私もさっきは泉で身体を洗っただけだったので、きちんとお風呂に入りなおした。出た後は王への託宣のために、白のドレスを着て白のローブを羽織る。
長い髪も結い上げ、主にパールを基調とした白系の宝石を使った髪飾りをつけた。例え自分の父へ占いの結果を報告するだけとしても、占い立国にとって託宣は手を抜けない儀式だから。
プリンはお昼寝から目覚めて、一緒にお風呂に入った後、髪飾りをさすのを手伝ってくれた。
着替えが済み、私とプリンは迎賓館へ向かった。一つだけ残された宮殿である迎賓館はエンタシスの柱が並ぶ美しい造りをしている。

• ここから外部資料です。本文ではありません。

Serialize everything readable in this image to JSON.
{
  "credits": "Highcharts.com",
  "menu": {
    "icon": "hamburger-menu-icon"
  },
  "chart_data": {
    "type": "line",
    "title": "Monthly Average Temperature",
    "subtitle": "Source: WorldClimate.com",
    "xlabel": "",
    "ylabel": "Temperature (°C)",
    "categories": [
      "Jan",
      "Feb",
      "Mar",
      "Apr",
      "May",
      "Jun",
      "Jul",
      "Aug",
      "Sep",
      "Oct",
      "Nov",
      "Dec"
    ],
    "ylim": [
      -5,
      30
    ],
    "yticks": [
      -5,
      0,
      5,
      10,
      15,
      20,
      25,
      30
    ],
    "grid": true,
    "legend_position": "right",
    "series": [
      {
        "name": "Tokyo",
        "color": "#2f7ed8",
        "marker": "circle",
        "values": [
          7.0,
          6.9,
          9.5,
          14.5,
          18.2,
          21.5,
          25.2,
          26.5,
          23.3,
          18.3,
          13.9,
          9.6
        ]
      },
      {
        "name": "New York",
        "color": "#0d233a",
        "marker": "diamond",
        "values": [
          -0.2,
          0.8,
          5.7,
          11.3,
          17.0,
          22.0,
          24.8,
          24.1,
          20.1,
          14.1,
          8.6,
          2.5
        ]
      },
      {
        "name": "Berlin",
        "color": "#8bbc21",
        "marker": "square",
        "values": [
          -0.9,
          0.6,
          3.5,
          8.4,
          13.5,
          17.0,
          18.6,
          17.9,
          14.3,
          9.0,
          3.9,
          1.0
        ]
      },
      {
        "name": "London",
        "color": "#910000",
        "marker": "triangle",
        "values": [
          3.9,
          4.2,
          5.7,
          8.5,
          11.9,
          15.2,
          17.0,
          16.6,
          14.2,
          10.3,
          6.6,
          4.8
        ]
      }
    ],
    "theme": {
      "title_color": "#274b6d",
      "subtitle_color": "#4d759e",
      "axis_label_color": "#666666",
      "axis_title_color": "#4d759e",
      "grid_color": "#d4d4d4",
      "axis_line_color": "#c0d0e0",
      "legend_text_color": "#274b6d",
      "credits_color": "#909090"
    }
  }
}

歩いて行くと、王の待つ謁見の間の手前で佇む人が見える。
一瞬、誰だか分からなかった。
赤と白、そして金を基調とした軍服を着たその人物は、私に気が付きこちらを見た。少し目を見開くと、頬を染めて破顔する。
「アリシア! 美しいです。良くお似合いだ」
「……ありがとう、ルース。その……あなたもとても素敵よ」
それだけ言うのがやっとだった。
さっきまでマントに隠れていた体形が、ピッタリした軍服に沿ってあらわになっている。思ったより細身で、脚がスラリと長い。
風呂に入って汚れを落としたルースは、例えるなら埃をかぶってくすんでしまった宝石が、ピカピカに磨かれて輝きを取り戻したようだった。

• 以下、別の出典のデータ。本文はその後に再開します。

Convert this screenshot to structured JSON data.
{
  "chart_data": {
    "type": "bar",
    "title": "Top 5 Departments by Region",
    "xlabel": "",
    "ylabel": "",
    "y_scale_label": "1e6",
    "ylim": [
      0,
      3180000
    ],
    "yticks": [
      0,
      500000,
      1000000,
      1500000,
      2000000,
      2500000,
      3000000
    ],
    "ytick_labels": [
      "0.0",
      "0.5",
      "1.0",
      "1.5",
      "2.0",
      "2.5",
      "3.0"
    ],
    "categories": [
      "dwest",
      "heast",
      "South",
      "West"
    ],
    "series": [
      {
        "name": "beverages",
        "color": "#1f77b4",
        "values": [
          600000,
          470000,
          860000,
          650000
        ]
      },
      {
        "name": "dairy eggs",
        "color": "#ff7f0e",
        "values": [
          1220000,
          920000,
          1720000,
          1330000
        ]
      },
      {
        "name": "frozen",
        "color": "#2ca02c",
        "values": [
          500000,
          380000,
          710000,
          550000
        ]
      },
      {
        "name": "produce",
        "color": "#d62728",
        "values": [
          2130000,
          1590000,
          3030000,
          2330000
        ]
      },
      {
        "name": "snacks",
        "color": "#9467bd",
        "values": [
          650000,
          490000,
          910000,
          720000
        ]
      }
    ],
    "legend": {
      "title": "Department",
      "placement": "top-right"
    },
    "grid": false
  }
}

青灰色の髪は濃さを増したように見え、肌も張りがあって艶々している。最初見た時思ったよりも、もしかしたらずっと若いのかもしれない。
「軍服を持ってきてたのね」
ルースの美しさをもっと褒めたいのに、どうでも良さそうなことを言ってしまった。私の頬もルースのように赤く染まっているのかしら……。
「はい。斎の姫巫女にお会いするのに、普段着では失礼だと言って母が持たせてくれました。でも旅の間袋に入れっぱなしだったので、少しシワになってしまった。それに……ちょっとにおうかもしれません……」
ルースの顔はこわばっていた。ほら、やっぱり気にしちゃったじゃない。アルレイを後で叱っておかなくちゃ。

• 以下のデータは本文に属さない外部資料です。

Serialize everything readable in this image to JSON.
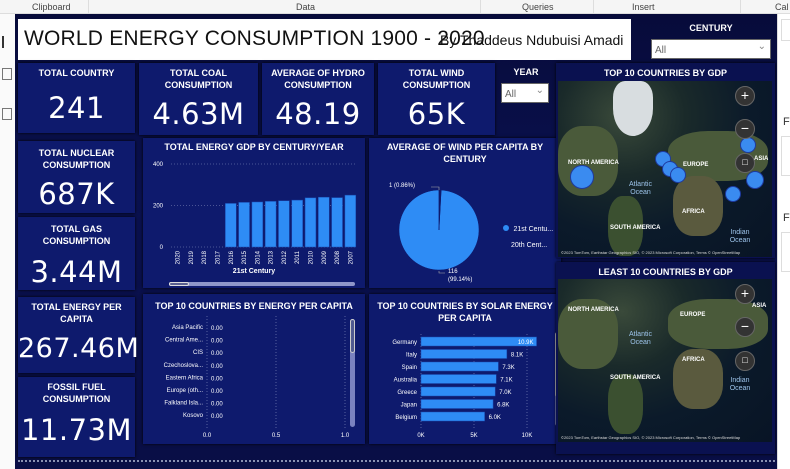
{
  "ribbon": {
    "groups": [
      "Clipboard",
      "Data",
      "Queries",
      "Insert",
      "Cal"
    ]
  },
  "rightpanel": {
    "labels": [
      "F",
      "F"
    ]
  },
  "header": {
    "title": "WORLD ENERGY CONSUMPTION 1900 - 2020",
    "byline": "By Thaddeus Ndubuisi Amadi"
  },
  "century_slicer": {
    "label": "CENTURY",
    "value": "All"
  },
  "year_slicer": {
    "label": "YEAR",
    "value": "All"
  },
  "kpis": {
    "total_country": {
      "label": "TOTAL COUNTRY",
      "value": "241"
    },
    "total_coal": {
      "label": "TOTAL COAL CONSUMPTION",
      "value": "4.63M"
    },
    "avg_hydro": {
      "label": "AVERAGE OF HYDRO CONSUMPTION",
      "value": "48.19"
    },
    "total_wind": {
      "label": "TOTAL WIND CONSUMPTION",
      "value": "65K"
    },
    "total_nuclear": {
      "label": "TOTAL NUCLEAR CONSUMPTION",
      "value": "687K"
    },
    "total_gas": {
      "label": "TOTAL GAS CONSUMPTION",
      "value": "3.44M"
    },
    "energy_per_capita": {
      "label": "TOTAL ENERGY PER CAPITA",
      "value": "267.46M"
    },
    "fossil_fuel": {
      "label": "FOSSIL FUEL CONSUMPTION",
      "value": "11.73M"
    }
  },
  "maps": {
    "top": {
      "title": "TOP 10 COUNTRIES BY GDP"
    },
    "least": {
      "title": "LEAST 10 COUNTRIES BY GDP"
    },
    "labels": {
      "na": "NORTH AMERICA",
      "eu": "EUROPE",
      "asia": "ASIA",
      "africa": "AFRICA",
      "sa": "SOUTH AMERICA",
      "atlantic": "Atlantic Ocean",
      "indian": "Indian Ocean"
    },
    "attribution": "©2023 TomTom, Earthstar Geographics SIO, © 2023 Microsoft Corporation, Terms © OpenStreetMap",
    "zoom_in": "+",
    "zoom_out": "−"
  },
  "chart_data": [
    {
      "type": "bar",
      "title": "TOTAL ENERGY GDP BY CENTURY/YEAR",
      "categories": [
        "2020",
        "2019",
        "2018",
        "2017",
        "2016",
        "2015",
        "2014",
        "2013",
        "2012",
        "2011",
        "2010",
        "2009",
        "2008",
        "2007"
      ],
      "values": [
        0,
        0,
        0,
        0,
        210,
        215,
        217,
        220,
        223,
        226,
        237,
        240,
        238,
        250
      ],
      "xlabel": "21st Century",
      "yticks": [
        "0",
        "200",
        "400"
      ],
      "ylim": [
        0,
        400
      ],
      "color": "#2e8cf5"
    },
    {
      "type": "pie",
      "title": "AVERAGE OF WIND PER CAPITA BY CENTURY",
      "labels": [
        "21st Centu...",
        "20th Cent..."
      ],
      "values": [
        116,
        1
      ],
      "data_labels": [
        "116 (99.14%)",
        "1 (0.86%)"
      ],
      "label_116": "116",
      "pct_116": "(99.14%)",
      "label_1": "1 (0.86%)",
      "colors": [
        "#2e8cf5",
        "#0e1a6d"
      ],
      "legend": "right"
    },
    {
      "type": "bar",
      "orientation": "horizontal",
      "title": "TOP 10 COUNTRIES BY ENERGY PER CAPITA",
      "categories": [
        "Asia Pacific",
        "Central Ame...",
        "CIS",
        "Czechoslova...",
        "Eastern Africa",
        "Europe (oth...",
        "Falkland Isla...",
        "Kosovo"
      ],
      "values": [
        0,
        0,
        0,
        0,
        0,
        0,
        0,
        0
      ],
      "value_labels": [
        "0.00",
        "0.00",
        "0.00",
        "0.00",
        "0.00",
        "0.00",
        "0.00",
        "0.00"
      ],
      "xticks": [
        "0.0",
        "0.5",
        "1.0"
      ],
      "xlim": [
        0,
        1
      ]
    },
    {
      "type": "bar",
      "orientation": "horizontal",
      "title": "TOP 10 COUNTRIES BY SOLAR ENERGY PER CAPITA",
      "categories": [
        "Germany",
        "Italy",
        "Spain",
        "Australia",
        "Greece",
        "Japan",
        "Belgium"
      ],
      "values": [
        10900,
        8100,
        7300,
        7100,
        7000,
        6800,
        6000
      ],
      "value_labels": [
        "10.9K",
        "8.1K",
        "7.3K",
        "7.1K",
        "7.0K",
        "6.8K",
        "6.0K"
      ],
      "xticks": [
        "0K",
        "5K",
        "10K"
      ],
      "xlim": [
        0,
        11000
      ],
      "color": "#2e8cf5"
    }
  ]
}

「いいえ。変なにおいなんかしないわ。それよりもとてもいい匂いがする。少し甘い香り」
「ああ……そうですね。母が白檀の匂い袋を入れてくれたんです。防虫にもなるからって」
「優しくて良いお母さまね」
「ええ、とても。でも怒ると怖いですが」
ふふ、と笑ったルースを見て、胸のあたりがギュウッと詰まったような感じになった。今まで一度も味わったことのない感覚に、どうしたらいいのか分からなくなって混乱する。
手の中のプリンが不思議そうに私を見上げた。